On June 9 at 2:31 a.m., someone pulled up in front of Stacy Fortner’s house, walked up to the curbside mailboxes belonging to Fortner and her neighbor, checked them and took whatever mail was in there.
Fortner caught all of this on her outdoor Nest camera. The man walked down Lobelia Lane checking other mailboxes. After 10 minutes, he drove away.
Because of the camera, and because Fortner called the Santa Clarita Valley Sheriff’s Station, the man was apprehended and arrested.
Fortner posted the video on Facebook. Unfortunately, according to sheriff’s PIO Shirley Miller, this wasn’t the first time mail theft was reported – and it won’t be the last.
“It comes and goes,” Miller said. “We’ve made arrests with the public’s help when they’ve called and reported something suspicious like in the wee hours of the night.”
Mail theft is a federal felony punishable by up to five years in prison and a $250,000 fine. According to thebalance.com, a mailbox is the riskiest non-technological point for identity theft, a study released in October 2007 found.

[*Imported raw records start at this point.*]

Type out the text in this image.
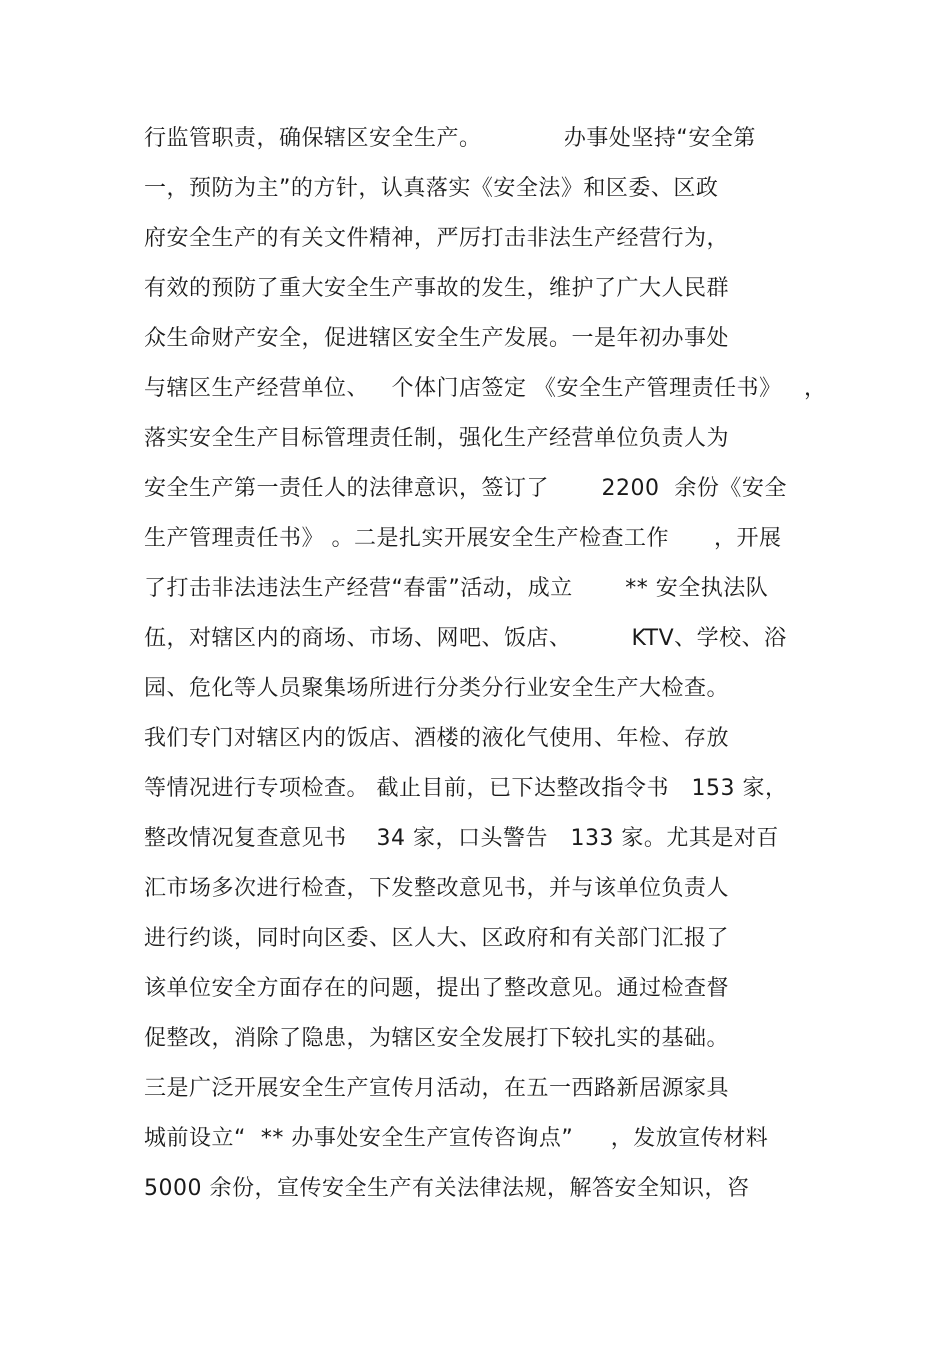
行监管职责，确保辖区安全生产。           办事处坚持“安全第
一，预防为主”的方针，认真落实《安全法》和区委、区政
府安全生产的有关文件精神，严厉打击非法生产经营行为，
有效的预防了重大安全生产事故的发生，维护了广大人民群
众生命财产安全，促进辖区安全生产发展。一是年初办事处
与辖区生产经营单位、   个体门店签定 《安全生产管理责任书》   ，
落实安全生产目标管理责任制，强化生产经营单位负责人为
安全生产第一责任人的法律意识，签订了       2200  余份《安全
生产管理责任书》 。二是扎实开展安全生产检查工作      ，开展
了打击非法违法生产经营“春雷”活动，成立       ** 安全执法队
伍，对辖区内的商场、市场、网吧、饭店、        KTV、学校、浴
园、危化等人员聚集场所进行分类分行业安全生产大检查。
我们专门对辖区内的饭店、酒楼的液化气使用、年检、存放
等情况进行专项检查。 截止目前，已下达整改指令书   153 家，
整改情况复查意见书    34 家，口头警告   133 家。尤其是对百
汇市场多次进行检查，下发整改意见书，并与该单位负责人
进行约谈，同时向区委、区人大、区政府和有关部门汇报了
该单位安全方面存在的问题，提出了整改意见。通过检查督
促整改，消除了隐患，为辖区安全发展打下较扎实的基础。
三是广泛开展安全生产宣传月活动，在五一西路新居源家具
城前设立“  ** 办事处安全生产宣传咨询点”     ，发放宣传材料
5000 余份，宣传安全生产有关法律法规，解答安全知识，咨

People typically steal mail for a variety of reasons, which Miller calls a “crime of opportunity.” These include looking for money, credit cards or anything else that can be used to steal an identity, such as a new or renewed driver’s license, bank statements, credit card bills, preapproved credit card offers, re-ordered bank checks and junk mail, the latter to learn about you to determine what kind of scam could work on you or to impersonate you to someone else.
It happened to Fortner’s friends Renee Bowen and Debbie Anderson. Although neither returned calls for comment, Bowen posted on Facebook that it happened to her despite having a locked mailbox, which was one suggestion Miller had to combat mail theft.
“When the sheriff came out for a police report, he said it was constant and really hard to catch,” Bowen wrote, adding she and her husband had their identities stolen as a result.
Anderson wrote that three in a group of mailboxes that included hers were broken into earlier this month, although hers wasn’t. Still, it has required her to go to her local post office to get her mail. The last time this happened, some years ago, she wrote, the post office refused to deliver her mail for two months.
There are plenty of things people can do to combat mail theft. Miller said the best way is to mail everything from inside the post office, although she acknowledges that’s not always feasible. Even official USPS boxes can have mail stolen if the thief opens the slot and fishes with something long with a sticky tip.
In addition to a locked mailbox, in which the carrier puts mail through a slot and the owner opens the box with a key, other suggestions include: finding out when the mail arrives and getting it then, get a box inside the post office, shred all mail before trashing it, switch to paperless billing and statements and don’t use the mailbox flag.
Miller said the United States Postal Service offers something called Informed Delivery, in which the post office sends an email each day showing what mail you’re going to get. If you don’t, you can alert the post office and any appropriate agencies.
Finally, invest in a camera as Fortner did.